A UBS tracker puts global growth at the weakest in a decade, and the worries have overwhelmed central bankers. On Wednesday, minutes of the Federal Reserve’s last policy meeting highlighted slower growth in China and Europe, trade disputes and complications from Brexit.

The European Central Bank was set to publish the account of its January meeting later Thursday, and some officials have already laid the groundwork for a policy response in March. That could include new long-term loans for banks and a change to their language on the outlook for interest rates.

“Uncertainty is the big buzzword for central banks,” Carsten Brzeski, ING Diba chief economist, said on Bloomberg Television. “Maybe if all these external risks turn out benign, then we might see another move by the Fed, another attempt by the ECB to normalise. But judging from today, the probability that all these risks will have a benign outlook is pretty low.”

Bond markets around the world have responded to the weaker outlook. The average yield on securities in the Bloomberg Barclays Global-Aggregate Index fell this week to the lowest since April, and Japanese bond yields dropped to two-year lows on Thursday.

“There is no sense that yields will rise anywhere around the world,” said Takafumi Yamawaki, head of Japan rates and foreign-exchange research at JPMorgan Chase & Co in Tokyo.

That makes this year’s V-shaped recovery in global equity markets all the more striking as traders bet on a resolution to the US-China trade dispute.

In the euro area, the manufacturing Purchasing Managers Index dropped to a level consistent with contraction. IHS Markit, which compiles the report, said the 19-nation economy may struggle to register growth much above 0.1% this quarter.

Orders fell for a second month, with companies citing “global trade protectionism worries, Brexit, the downturn of the auto sector, increased political uncertainty.”

But there were some positives. Services proved a bright spot, and it pushed the overall composite PMI to a three-month high. France also offered some support, reporting a better-than-forecast PMI that may hint at a stabilisation.
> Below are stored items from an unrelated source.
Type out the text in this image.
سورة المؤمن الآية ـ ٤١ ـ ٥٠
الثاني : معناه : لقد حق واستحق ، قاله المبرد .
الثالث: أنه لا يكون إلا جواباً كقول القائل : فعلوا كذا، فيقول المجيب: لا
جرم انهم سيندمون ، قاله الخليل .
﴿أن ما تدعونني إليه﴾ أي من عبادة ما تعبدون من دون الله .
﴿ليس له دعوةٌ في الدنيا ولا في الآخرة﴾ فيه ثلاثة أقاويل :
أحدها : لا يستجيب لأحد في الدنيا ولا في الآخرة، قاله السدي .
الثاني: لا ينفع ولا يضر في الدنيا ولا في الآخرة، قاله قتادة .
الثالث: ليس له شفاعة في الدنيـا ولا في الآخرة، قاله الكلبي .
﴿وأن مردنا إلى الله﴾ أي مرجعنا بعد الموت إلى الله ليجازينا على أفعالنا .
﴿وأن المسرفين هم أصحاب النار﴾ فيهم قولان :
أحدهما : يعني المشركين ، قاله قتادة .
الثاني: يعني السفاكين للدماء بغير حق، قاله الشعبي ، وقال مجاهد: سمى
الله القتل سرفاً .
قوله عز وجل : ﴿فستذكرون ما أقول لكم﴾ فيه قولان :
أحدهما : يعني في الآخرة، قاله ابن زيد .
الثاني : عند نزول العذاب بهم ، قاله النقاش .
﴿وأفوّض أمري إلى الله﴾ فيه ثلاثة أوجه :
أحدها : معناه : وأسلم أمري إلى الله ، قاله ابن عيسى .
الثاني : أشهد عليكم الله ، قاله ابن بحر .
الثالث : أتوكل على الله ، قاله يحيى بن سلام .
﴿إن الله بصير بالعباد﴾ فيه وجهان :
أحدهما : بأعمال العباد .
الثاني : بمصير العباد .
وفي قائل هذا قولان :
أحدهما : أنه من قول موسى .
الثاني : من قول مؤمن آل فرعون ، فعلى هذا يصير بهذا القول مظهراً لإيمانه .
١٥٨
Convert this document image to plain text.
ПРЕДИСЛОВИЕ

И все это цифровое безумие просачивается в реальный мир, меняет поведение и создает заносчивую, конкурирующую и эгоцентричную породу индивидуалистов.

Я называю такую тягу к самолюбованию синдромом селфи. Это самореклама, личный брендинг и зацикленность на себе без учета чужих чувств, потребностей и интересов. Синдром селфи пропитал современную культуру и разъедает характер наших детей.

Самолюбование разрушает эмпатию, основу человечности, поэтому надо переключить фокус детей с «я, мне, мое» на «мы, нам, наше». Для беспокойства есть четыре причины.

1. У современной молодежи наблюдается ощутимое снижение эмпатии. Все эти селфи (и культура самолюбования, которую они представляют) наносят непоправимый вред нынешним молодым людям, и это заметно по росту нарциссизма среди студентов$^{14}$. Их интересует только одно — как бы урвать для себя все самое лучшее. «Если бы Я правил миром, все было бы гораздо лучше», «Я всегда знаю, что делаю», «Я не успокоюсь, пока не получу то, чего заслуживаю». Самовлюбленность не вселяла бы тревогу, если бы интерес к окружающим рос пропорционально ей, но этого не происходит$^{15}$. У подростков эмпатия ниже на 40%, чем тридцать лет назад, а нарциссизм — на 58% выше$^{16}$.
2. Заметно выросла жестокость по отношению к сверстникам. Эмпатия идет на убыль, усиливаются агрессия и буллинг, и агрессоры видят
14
For Skou, his peers, and global manufacturing as a whole, the latest figures show that a truce in the US-China trade war can’t come soon enough. The latest reports are that negotiators are working on multiple memorandums of understanding that would form the basis of a final trade deal, though no breakthrough is expected during talks this week.

“We see a world economy that is growing less this year than last year and a lot of trade tensions,” Skou said on Bloomberg Television. “Negotiations are ongoing between the US and China. It seems like they have positive momentum for now but we don’t believe that’s the last of trade tensions because the US also wants to have a discussion with Europe.”